By Dan Moffett

    South Palm Beach Mayor Donald Clayman says people shouldn’t be misled by the silence from the Paragon Acquisition Group since the developers pulled out of a March workshop on their Palm Beach Oceanfront Inn project.
    Clayman says he fully expects Paragon to bring a revised proposal to officials and try again to win approval from the Town Council — and more important, from town residents — later this year.
    “They’re still in the game,” the mayor said. “I expect them to have something before too long. Though it has been quiet lately, it’s coming.”
    Paragon CEO Gary Cohen gave residents a first look at his ideas for the troubled hotel property in February, when he proposed a 36-unit, eight-story condominium building that would require voters to approve an amendment to change the town’s charter.

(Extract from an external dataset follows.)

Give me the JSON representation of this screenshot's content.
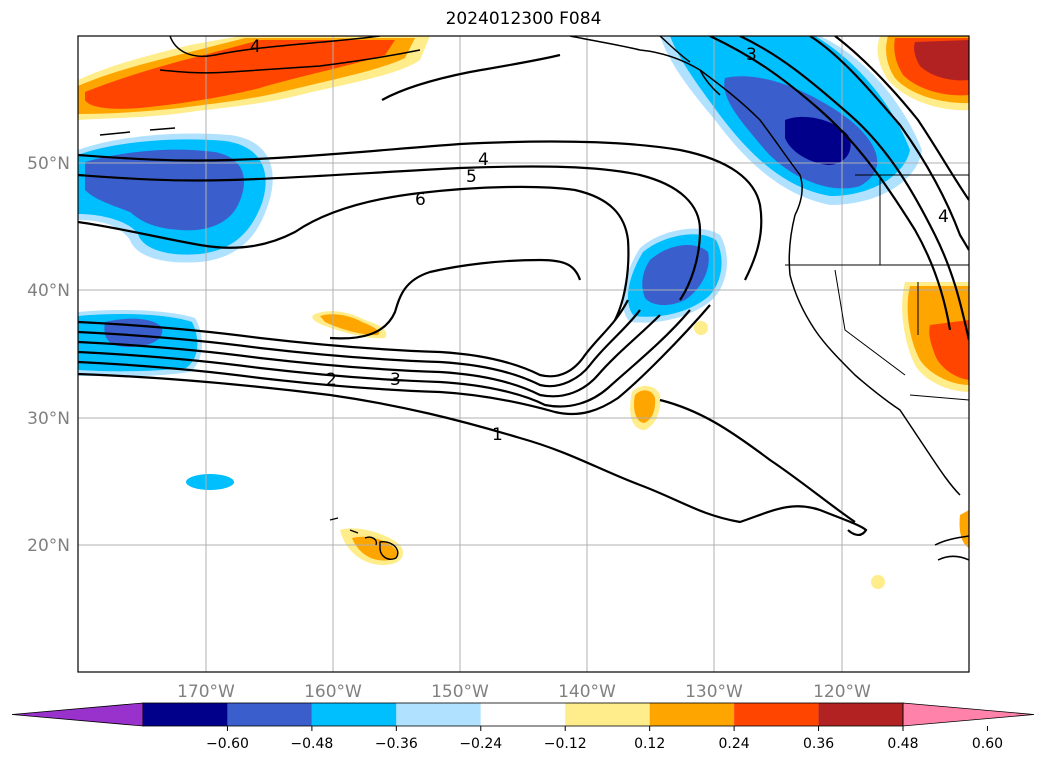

    That idea went nowhere a week later at the next Town Council meeting, when Clayman’s motion to put the amendment on the August ballot died for lack of a second. Council members remembered how in 2011, after years of contentious debate over the property, voters approved the town’s current 60-foot height limit with a 78 percent majority.
    There isn’t much appetite in South Palm Beach to fight another war over height limits. After absorbing a barrage of criticism from residents at the initial workshop, Paragon pulled out of a second workshop in March and went back to the drawing board. The company has refrained from public comment since.

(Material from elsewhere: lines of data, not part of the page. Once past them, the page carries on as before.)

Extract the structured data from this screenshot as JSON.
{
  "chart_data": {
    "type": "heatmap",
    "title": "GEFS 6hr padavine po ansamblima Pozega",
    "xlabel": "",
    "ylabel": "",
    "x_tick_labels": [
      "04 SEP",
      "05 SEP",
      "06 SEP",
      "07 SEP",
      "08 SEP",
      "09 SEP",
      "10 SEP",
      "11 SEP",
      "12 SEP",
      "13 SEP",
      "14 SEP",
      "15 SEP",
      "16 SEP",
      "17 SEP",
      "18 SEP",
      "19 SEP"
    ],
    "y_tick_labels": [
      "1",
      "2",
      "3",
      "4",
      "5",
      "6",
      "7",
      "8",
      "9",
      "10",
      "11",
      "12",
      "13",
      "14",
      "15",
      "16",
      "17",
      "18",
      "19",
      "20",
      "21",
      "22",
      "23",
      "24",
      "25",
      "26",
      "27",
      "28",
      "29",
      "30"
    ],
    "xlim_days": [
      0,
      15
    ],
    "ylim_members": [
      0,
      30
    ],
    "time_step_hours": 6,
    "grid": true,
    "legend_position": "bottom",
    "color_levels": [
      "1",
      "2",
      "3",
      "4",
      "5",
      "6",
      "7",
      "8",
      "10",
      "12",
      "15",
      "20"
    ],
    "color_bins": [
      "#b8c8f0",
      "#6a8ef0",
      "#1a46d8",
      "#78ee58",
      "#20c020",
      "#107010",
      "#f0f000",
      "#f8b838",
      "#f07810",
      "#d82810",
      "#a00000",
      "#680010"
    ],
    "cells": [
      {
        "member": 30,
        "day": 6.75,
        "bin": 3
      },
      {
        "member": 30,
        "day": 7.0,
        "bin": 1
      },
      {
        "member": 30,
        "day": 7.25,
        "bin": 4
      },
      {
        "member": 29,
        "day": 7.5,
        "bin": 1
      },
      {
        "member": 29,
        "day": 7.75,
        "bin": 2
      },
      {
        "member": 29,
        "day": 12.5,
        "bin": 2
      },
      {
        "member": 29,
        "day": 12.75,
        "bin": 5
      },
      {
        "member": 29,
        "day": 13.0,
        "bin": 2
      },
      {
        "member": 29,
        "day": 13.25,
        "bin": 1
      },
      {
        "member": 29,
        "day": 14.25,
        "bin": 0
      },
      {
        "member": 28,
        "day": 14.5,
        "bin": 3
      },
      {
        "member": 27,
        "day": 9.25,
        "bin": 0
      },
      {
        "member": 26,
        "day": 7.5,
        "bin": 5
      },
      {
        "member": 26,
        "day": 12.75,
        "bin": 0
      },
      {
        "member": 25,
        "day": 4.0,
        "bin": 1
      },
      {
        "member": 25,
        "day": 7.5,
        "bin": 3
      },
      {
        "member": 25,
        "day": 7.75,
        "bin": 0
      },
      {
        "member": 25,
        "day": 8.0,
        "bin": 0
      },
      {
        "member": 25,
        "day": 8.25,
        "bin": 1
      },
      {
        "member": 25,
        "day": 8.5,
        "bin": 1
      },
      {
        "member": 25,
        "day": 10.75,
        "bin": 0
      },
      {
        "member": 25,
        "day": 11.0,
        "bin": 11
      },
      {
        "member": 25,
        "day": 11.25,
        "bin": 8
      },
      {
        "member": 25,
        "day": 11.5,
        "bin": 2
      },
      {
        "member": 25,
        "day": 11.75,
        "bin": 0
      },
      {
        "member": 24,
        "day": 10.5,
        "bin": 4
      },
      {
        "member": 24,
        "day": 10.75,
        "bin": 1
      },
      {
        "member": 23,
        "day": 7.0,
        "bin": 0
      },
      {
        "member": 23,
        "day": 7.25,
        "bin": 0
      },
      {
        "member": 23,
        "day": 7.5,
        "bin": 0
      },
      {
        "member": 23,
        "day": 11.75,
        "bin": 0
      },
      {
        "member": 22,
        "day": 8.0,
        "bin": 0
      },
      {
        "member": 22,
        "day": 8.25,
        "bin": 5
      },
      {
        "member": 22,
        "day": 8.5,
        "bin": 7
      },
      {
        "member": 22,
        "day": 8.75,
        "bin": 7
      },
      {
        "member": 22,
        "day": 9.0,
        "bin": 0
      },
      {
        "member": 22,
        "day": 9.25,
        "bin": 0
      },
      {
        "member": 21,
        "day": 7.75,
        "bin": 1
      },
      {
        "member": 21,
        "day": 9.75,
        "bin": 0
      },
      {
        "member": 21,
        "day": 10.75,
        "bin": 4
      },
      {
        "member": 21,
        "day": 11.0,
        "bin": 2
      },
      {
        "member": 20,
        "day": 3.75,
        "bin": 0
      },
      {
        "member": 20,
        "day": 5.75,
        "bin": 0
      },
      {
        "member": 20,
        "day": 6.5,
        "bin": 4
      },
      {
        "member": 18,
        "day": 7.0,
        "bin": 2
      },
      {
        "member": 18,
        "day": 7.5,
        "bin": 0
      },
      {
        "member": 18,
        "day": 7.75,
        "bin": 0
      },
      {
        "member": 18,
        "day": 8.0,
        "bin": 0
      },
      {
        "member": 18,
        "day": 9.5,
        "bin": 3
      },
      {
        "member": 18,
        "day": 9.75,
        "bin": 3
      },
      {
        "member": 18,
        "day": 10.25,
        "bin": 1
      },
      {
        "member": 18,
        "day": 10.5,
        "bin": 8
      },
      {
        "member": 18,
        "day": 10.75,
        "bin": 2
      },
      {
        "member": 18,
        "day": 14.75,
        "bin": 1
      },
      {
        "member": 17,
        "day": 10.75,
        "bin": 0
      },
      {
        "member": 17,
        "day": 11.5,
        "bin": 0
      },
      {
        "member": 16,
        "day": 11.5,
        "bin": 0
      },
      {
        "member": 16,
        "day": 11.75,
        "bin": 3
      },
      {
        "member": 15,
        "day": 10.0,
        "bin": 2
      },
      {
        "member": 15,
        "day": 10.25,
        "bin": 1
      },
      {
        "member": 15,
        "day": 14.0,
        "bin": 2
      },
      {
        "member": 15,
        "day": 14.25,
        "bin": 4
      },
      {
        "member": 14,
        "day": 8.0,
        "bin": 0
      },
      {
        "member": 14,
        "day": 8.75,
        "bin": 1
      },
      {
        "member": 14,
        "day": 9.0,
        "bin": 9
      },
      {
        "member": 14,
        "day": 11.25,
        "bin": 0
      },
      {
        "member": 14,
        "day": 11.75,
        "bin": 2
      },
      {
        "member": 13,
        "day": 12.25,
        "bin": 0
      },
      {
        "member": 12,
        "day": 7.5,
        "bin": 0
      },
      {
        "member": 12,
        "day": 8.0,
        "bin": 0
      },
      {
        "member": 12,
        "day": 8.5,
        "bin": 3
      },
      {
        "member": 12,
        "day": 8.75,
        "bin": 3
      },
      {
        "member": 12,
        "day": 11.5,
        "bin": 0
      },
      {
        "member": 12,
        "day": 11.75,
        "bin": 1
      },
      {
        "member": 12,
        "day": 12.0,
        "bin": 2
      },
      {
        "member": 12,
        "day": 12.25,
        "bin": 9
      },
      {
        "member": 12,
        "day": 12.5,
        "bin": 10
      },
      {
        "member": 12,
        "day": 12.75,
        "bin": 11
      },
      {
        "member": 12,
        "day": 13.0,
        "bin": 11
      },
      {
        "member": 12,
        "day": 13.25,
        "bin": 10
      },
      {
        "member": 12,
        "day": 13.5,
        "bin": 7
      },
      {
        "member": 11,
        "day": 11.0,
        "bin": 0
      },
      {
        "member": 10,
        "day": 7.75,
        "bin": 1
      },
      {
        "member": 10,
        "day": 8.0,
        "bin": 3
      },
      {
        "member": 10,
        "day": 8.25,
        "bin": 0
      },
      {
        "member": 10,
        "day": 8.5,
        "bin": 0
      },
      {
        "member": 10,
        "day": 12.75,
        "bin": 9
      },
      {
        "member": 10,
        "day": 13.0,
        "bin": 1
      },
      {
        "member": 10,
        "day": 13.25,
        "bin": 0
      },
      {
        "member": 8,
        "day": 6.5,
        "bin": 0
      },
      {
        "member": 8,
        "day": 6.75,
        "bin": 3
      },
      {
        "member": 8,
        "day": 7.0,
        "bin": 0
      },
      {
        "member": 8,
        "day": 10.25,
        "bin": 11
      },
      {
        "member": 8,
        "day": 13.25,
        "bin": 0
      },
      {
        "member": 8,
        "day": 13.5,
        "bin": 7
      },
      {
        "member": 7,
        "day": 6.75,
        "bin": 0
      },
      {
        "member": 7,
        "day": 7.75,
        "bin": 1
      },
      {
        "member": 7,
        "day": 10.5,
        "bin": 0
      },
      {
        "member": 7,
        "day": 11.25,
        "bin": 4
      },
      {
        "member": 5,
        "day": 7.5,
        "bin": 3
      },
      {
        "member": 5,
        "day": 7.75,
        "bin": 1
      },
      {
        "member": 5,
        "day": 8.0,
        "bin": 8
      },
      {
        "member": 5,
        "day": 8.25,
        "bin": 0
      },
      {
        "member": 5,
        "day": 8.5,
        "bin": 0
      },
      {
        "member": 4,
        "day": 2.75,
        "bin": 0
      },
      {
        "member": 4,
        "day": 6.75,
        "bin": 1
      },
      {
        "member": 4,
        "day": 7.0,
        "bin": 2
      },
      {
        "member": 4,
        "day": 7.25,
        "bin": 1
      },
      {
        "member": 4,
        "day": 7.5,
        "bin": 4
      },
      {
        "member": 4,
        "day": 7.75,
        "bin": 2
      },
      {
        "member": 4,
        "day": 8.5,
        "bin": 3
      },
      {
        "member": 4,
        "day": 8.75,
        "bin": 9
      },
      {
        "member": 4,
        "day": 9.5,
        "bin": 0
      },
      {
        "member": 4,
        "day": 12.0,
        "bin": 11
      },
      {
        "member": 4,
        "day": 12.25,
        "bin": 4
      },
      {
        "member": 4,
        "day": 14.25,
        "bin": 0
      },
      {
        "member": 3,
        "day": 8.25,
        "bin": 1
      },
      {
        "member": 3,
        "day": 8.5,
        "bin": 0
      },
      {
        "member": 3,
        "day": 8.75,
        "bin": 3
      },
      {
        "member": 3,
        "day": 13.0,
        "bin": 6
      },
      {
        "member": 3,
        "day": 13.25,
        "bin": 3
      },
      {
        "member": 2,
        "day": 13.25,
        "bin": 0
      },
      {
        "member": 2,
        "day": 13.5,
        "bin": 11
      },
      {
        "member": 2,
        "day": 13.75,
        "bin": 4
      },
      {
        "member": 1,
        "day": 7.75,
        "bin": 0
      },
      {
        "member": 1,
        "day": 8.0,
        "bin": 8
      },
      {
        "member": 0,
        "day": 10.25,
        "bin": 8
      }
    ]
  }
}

    Clayman, who said he made his motion for the charter change amendment as a way of letting everyone know where things stood, says he thinks Paragon will keep its “wedding cake” design but will have to reduce the building’s height before it can have a chance at approval.

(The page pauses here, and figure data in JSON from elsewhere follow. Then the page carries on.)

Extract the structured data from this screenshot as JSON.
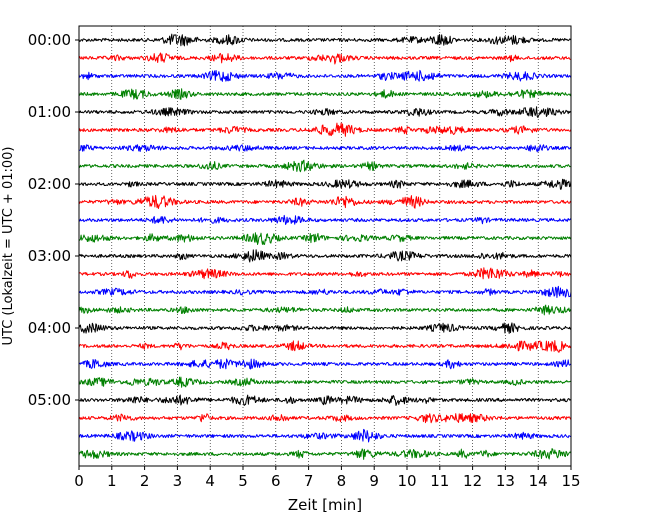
{
  "chart_data": {
    "type": "line",
    "title": "",
    "xlabel": "Zeit  [min]",
    "ylabel": "UTC (Lokalzeit = UTC + 01:00)",
    "xlim": [
      0,
      15
    ],
    "x_ticks": [
      0,
      1,
      2,
      3,
      4,
      5,
      6,
      7,
      8,
      9,
      10,
      11,
      12,
      13,
      14,
      15
    ],
    "x_tick_labels": [
      "0",
      "1",
      "2",
      "3",
      "4",
      "5",
      "6",
      "7",
      "8",
      "9",
      "10",
      "11",
      "12",
      "13",
      "14",
      "15"
    ],
    "grid": "vertical-dotted",
    "trace_interval_minutes": 15,
    "y_ticks": [
      {
        "trace_index": 0,
        "label": "00:00"
      },
      {
        "trace_index": 4,
        "label": "01:00"
      },
      {
        "trace_index": 8,
        "label": "02:00"
      },
      {
        "trace_index": 12,
        "label": "03:00"
      },
      {
        "trace_index": 16,
        "label": "04:00"
      },
      {
        "trace_index": 20,
        "label": "05:00"
      }
    ],
    "series_colors": [
      "#000000",
      "#ff0000",
      "#0000ff",
      "#008000"
    ],
    "series": [
      {
        "start": "00:00",
        "color": "#000000"
      },
      {
        "start": "00:15",
        "color": "#ff0000"
      },
      {
        "start": "00:30",
        "color": "#0000ff"
      },
      {
        "start": "00:45",
        "color": "#008000"
      },
      {
        "start": "01:00",
        "color": "#000000"
      },
      {
        "start": "01:15",
        "color": "#ff0000"
      },
      {
        "start": "01:30",
        "color": "#0000ff"
      },
      {
        "start": "01:45",
        "color": "#008000"
      },
      {
        "start": "02:00",
        "color": "#000000"
      },
      {
        "start": "02:15",
        "color": "#ff0000"
      },
      {
        "start": "02:30",
        "color": "#0000ff"
      },
      {
        "start": "02:45",
        "color": "#008000"
      },
      {
        "start": "03:00",
        "color": "#000000"
      },
      {
        "start": "03:15",
        "color": "#ff0000"
      },
      {
        "start": "03:30",
        "color": "#0000ff"
      },
      {
        "start": "03:45",
        "color": "#008000"
      },
      {
        "start": "04:00",
        "color": "#000000"
      },
      {
        "start": "04:15",
        "color": "#ff0000"
      },
      {
        "start": "04:30",
        "color": "#0000ff"
      },
      {
        "start": "04:45",
        "color": "#008000"
      },
      {
        "start": "05:00",
        "color": "#000000"
      },
      {
        "start": "05:15",
        "color": "#ff0000"
      },
      {
        "start": "05:30",
        "color": "#0000ff"
      },
      {
        "start": "05:45",
        "color": "#008000"
      }
    ]
  }
}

    “I know they’re working on it,” Clayman said. “I think they’ll keep the same design — people like the design. They know what the problem is, and they’ve known how it is here since they bought the property.”
    What’s certain is that nothing substantive will get decided until the fall when the snowbirds return to South Palm Beach and voice their opinions. “Right now, probably about half the town is gone,” Clayman said.
In other business:
    • At its May 27 meeting, the Town Council unanimously approved the first reading of an ordinance changing the quorum of the Community Affairs Advisory Board to nine members. The council agreed that it was too difficult to get a majority of the 25-member CAAB to attend meetings, but nine was a reasonable number.
    • Councilman Robert Gottlieb proposed putting the town on Facebook, and the rest of the council agreed. The town’s page would allow officials to release timely information, but would not be a two-way link that would permit postings from residents. Town Attorney Brad Biggs said he would research potential legal issues that a Facebook page might raise and report back to the council.
“By fall, let’s get this going,” Gottlieb said.
    • The Town Hall garage got a facelift with the installation of a new $12,000 fire bay door. Town Manager Rex Taylor said the old one was about 40 years old.